Aging as dynamics in configuration space

TL;DR

This paper uses molecular dynamics simulations to explore aging in disordered systems, showing that aging can be understood through a decrease in effective configurational temperature, with faster equilibration near the mode-coupling critical temperature.

Contribution

It demonstrates that aging dynamics in a simple glass former can be described by a decreasing effective temperature, linking thermodynamics to out-of-equilibrium aging processes.

Findings

Aging correlates with a decrease in effective configurational temperature.

Faster equilibration occurs when quenched to the mode-coupling critical temperature.
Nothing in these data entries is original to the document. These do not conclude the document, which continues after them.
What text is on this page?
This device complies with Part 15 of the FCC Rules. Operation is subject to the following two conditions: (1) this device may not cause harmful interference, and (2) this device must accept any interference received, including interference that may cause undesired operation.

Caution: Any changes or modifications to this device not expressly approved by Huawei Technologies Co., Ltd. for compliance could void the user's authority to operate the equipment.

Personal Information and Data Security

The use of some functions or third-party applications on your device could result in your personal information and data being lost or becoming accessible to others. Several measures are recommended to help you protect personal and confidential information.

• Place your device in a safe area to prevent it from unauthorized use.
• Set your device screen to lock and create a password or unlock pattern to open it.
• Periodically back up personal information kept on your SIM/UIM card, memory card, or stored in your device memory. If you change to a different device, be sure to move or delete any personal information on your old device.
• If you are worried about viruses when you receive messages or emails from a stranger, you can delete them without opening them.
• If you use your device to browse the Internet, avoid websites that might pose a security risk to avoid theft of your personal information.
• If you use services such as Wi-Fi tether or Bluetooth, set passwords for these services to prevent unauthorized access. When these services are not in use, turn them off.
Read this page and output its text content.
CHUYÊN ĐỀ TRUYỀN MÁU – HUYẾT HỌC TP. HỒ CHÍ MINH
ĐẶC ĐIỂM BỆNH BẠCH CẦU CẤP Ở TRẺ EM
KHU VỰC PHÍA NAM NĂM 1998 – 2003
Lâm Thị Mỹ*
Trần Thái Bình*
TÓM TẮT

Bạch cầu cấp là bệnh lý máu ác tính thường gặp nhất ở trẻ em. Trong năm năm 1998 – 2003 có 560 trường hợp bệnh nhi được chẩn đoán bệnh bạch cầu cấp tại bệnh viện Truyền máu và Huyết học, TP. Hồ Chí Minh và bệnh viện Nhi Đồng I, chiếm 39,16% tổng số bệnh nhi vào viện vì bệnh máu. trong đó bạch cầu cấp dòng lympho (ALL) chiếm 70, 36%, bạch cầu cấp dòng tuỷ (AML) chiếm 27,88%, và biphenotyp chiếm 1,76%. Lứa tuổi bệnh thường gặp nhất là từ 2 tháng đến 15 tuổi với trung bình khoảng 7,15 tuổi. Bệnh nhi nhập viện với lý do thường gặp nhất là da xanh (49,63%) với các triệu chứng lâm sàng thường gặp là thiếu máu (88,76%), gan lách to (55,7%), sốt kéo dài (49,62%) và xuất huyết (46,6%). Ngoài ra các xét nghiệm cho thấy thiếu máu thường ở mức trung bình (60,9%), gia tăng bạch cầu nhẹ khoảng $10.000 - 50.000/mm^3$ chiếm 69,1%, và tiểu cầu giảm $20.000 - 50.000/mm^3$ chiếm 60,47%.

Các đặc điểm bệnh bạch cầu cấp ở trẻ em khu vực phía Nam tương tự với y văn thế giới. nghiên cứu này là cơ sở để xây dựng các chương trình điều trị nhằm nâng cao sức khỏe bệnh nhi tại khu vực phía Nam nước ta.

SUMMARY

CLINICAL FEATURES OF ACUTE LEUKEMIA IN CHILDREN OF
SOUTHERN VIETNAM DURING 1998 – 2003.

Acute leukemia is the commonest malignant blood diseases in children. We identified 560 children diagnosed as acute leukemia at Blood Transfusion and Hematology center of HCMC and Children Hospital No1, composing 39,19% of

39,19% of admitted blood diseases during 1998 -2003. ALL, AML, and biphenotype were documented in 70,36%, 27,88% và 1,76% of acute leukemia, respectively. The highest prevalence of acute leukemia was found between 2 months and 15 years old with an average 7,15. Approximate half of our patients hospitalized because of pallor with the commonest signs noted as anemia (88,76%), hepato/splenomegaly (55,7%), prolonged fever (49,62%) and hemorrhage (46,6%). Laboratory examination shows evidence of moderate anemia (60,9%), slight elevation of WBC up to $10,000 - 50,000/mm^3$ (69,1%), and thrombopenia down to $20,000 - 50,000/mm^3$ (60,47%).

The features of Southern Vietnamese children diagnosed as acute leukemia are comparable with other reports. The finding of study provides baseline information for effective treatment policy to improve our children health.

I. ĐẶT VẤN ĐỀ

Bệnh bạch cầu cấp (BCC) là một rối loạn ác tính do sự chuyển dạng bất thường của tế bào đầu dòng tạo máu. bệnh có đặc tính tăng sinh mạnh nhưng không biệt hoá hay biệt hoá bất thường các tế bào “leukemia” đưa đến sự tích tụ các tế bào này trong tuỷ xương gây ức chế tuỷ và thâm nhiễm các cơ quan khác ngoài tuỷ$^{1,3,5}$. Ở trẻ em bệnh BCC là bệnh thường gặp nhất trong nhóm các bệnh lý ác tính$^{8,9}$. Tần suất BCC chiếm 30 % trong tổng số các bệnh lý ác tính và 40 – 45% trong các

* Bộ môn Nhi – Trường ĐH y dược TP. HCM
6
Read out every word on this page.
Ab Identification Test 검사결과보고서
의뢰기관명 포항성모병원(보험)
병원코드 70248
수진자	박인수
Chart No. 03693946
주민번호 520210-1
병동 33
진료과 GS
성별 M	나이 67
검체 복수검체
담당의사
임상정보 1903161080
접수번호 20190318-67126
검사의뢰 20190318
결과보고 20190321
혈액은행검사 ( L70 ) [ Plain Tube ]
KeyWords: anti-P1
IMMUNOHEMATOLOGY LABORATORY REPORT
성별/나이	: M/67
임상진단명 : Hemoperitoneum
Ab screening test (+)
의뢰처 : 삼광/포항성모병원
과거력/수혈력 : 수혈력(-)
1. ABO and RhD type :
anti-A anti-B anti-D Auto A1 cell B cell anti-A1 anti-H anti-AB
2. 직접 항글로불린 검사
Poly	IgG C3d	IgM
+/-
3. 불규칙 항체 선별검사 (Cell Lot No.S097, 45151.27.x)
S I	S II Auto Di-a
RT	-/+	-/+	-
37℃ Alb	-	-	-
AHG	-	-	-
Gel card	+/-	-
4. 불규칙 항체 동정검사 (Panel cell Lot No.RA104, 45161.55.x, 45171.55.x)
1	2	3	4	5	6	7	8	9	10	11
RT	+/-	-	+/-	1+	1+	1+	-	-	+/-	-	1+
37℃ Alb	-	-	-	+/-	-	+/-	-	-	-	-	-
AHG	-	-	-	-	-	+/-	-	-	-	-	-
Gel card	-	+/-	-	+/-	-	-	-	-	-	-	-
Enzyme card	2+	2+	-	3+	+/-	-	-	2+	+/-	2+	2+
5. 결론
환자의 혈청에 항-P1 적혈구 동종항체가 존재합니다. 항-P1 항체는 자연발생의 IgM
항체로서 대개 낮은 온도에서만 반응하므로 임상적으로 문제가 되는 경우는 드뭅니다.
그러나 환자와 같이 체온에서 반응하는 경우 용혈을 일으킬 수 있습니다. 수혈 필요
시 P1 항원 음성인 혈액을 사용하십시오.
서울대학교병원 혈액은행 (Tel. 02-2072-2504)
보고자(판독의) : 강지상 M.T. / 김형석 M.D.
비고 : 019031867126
Thermodynamic concepts effectively describe aging in disordered systems.

Abstract

The relaxation dynamics of many disordered systems, such as structural glasses, proteins, granular materials or spin glasses, is not completely frozen even at very low temperatures. This residual motion leads to a change of the properties of the material, a process commonly called aging. Despite recent advances in the theoretical description of such aging processes, the microscopic mechanisms leading to the aging dynamics are still a matter of dispute. In this Letter we investigate the aging dynamics of a simple glass former by means of molecular dynamics computer simulation. Using the concept of the inherent structure we give evidence that aging dynamics can be understood as a decrease of the effective configurational temperature T of the system. From our results we conclude that the equilibration process is faster when the system is quenched to T_c, the critical T of mode-coupling theory, and that thermodynamic concepts are useful to describe the out-of-equilibrium aging process.